Martin T J, Smith J E, Dworkin S I
Center for the Neurobiological Investigation of Drug Abuse, Department of Physiology and Pharmacology, Bowman Gray School of Medicine of Wake Forest University, Winston-Salem, NC 27157-1083, USA.
Pharmacol Biochem Behav. 1998 Jun;60(2):415-21. doi: 10.1016/s0091-3057(97)00599-6.
In this study a rat self-administration model was used to examine the effects of training dose and time in the session on the dose-effect curve for heroin. Doses of heroin lower than 5.4 microg/inf maintained higher rates of drug intake in animals trained with 5.4 microg/inf compared to 18 microg/inf. Doses greater than 5.4 microg/inf maintained similar rates of intake in both groups of animals. The dose-response curve was shifted downward and to the right as the session progressed for animals trained with 5.4 microg/inf of heroin; however, the shift in the dose-intake curve over the session was less pronounced when the training dose was 18 microg/inf. Naltrexone and naltrindole were administered to animals in which responding was engendered with infusions of 5.4 microg of heroin to determine the effects of these antagonists in the context of time is the session. The potency of naltrexone decreased across the 4 h of the session with a time course that was consistent with literature reports on the elimination kinetics of naltrexone in rat brain. In contrast, there was not a significant interaction between naltrindole dose and session time. Therefore, the rates of heroin intake in rats are dependent not only upon the dose available for self-administration, but upon the session time and training dose as well.
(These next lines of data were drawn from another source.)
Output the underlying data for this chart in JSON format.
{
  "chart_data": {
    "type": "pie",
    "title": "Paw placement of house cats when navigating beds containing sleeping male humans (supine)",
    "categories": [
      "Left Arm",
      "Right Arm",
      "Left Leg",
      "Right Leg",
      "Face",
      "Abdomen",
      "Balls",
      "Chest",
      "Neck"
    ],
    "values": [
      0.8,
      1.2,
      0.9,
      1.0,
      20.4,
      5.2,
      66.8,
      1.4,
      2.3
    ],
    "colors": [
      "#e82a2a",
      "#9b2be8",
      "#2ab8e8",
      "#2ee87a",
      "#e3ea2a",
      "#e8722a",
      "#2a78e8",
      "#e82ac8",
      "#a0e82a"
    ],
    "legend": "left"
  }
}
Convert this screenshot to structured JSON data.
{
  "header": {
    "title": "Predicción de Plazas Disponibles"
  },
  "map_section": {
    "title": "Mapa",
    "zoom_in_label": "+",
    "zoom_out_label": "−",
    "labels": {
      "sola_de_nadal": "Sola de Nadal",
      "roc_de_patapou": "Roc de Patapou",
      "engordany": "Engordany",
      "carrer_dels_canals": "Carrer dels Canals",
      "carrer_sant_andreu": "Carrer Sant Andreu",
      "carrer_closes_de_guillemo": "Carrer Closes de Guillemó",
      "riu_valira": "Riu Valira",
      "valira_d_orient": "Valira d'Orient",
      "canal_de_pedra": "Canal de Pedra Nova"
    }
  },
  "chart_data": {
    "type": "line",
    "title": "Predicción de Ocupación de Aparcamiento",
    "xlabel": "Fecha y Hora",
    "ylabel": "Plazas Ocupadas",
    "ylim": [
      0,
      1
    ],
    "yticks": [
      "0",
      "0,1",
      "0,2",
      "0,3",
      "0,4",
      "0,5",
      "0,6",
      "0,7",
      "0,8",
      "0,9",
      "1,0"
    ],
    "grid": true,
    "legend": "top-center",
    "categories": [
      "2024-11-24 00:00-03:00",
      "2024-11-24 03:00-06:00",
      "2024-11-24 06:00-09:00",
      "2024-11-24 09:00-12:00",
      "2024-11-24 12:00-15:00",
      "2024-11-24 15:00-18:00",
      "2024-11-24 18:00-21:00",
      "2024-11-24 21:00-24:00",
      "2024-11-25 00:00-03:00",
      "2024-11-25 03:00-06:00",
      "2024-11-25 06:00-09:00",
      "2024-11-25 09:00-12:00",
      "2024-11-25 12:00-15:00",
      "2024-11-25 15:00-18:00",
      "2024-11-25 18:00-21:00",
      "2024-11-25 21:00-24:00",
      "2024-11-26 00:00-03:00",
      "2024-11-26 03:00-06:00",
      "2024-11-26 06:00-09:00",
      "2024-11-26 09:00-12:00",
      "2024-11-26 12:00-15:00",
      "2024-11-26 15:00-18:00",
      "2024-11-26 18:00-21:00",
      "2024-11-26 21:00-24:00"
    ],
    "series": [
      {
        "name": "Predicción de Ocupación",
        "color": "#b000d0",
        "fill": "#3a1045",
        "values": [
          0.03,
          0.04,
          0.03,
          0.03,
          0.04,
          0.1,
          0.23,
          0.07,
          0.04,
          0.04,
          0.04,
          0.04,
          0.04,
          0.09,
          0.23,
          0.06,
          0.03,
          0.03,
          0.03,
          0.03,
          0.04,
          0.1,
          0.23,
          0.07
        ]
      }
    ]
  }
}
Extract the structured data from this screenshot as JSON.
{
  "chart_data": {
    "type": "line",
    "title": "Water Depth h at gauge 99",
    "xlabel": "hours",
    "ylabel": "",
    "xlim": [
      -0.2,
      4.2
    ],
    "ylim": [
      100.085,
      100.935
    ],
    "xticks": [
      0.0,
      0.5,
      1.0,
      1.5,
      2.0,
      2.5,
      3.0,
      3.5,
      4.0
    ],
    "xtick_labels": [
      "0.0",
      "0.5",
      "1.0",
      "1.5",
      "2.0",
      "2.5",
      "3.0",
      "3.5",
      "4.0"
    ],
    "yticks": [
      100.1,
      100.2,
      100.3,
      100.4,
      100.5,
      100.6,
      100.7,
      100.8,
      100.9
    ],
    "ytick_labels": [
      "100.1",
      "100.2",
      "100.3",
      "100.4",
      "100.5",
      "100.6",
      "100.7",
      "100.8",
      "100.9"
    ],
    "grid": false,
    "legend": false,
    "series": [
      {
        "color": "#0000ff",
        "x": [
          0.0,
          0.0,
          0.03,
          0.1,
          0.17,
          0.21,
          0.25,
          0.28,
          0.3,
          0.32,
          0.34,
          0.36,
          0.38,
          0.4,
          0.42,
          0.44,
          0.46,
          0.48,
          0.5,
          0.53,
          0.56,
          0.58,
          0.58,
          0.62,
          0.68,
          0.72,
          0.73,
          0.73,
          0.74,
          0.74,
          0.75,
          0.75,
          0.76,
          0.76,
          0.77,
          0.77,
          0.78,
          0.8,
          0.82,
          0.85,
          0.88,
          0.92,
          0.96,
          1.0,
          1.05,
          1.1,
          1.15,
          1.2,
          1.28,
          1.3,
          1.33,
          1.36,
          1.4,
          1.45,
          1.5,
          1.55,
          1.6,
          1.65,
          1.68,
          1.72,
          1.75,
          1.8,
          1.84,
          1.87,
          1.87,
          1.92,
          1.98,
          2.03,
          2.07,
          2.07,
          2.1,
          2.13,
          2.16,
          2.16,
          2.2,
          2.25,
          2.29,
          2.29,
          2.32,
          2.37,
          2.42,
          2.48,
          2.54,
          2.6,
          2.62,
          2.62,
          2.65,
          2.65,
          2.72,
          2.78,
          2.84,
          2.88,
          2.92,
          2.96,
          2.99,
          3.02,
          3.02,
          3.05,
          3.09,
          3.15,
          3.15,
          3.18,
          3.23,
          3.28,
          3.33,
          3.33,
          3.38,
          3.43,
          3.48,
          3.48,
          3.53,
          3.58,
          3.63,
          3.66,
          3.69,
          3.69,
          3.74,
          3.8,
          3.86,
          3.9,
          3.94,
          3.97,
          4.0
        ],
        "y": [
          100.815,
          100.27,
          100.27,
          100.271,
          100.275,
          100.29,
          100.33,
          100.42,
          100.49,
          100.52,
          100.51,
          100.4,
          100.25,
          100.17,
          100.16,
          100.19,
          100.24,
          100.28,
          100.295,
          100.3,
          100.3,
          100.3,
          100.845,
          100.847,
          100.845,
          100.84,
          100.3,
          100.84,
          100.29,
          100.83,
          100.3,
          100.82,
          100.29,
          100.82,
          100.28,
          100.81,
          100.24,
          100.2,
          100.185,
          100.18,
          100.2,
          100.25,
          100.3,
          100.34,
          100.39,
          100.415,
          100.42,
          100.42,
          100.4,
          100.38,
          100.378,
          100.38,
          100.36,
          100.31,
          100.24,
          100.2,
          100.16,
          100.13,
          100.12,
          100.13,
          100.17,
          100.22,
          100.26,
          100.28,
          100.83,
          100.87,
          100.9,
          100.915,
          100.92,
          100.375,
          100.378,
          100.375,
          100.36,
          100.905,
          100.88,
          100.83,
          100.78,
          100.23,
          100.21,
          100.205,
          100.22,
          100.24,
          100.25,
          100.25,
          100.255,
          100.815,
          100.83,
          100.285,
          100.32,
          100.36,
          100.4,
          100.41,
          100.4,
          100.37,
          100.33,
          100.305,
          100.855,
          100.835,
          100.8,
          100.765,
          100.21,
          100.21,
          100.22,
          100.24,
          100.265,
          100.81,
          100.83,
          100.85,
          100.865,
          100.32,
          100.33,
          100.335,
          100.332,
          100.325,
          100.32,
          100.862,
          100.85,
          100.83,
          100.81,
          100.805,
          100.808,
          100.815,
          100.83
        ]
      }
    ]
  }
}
在本研究中,使用大鼠自我给药模型来检验训练剂量和给药时段时间对海洛因剂量效应曲线的影响。与接受18微克/注射的动物相比,接受5.4微克/注射训练的动物中,低于5.4微克/注射的海洛因剂量能维持更高的药物摄取率。大于5.4微克/注射的剂量在两组动物中维持相似的摄取率。对于接受5.4微克/注射海洛因训练的动物,随着给药时段的推进,剂量反应曲线向下和向右移动;然而,当训练剂量为18微克/注射时,给药时段内剂量摄取曲线的移动则不太明显。对通过注射5.4微克海洛因引发反应的动物给予纳曲酮和纳曲吲哚,以确定这些拮抗剂在给药时段背景下的作用。在给药时段的4小时内,纳曲酮的效力下降,其时间进程与关于纳曲酮在大鼠脑中消除动力学的文献报道一致。相比之下,纳曲吲哚剂量与给药时段时间之间没有显著的相互作用。因此,大鼠的海洛因摄取率不仅取决于可用于自我给药的剂量,还取决于给药时段时间和训练剂量。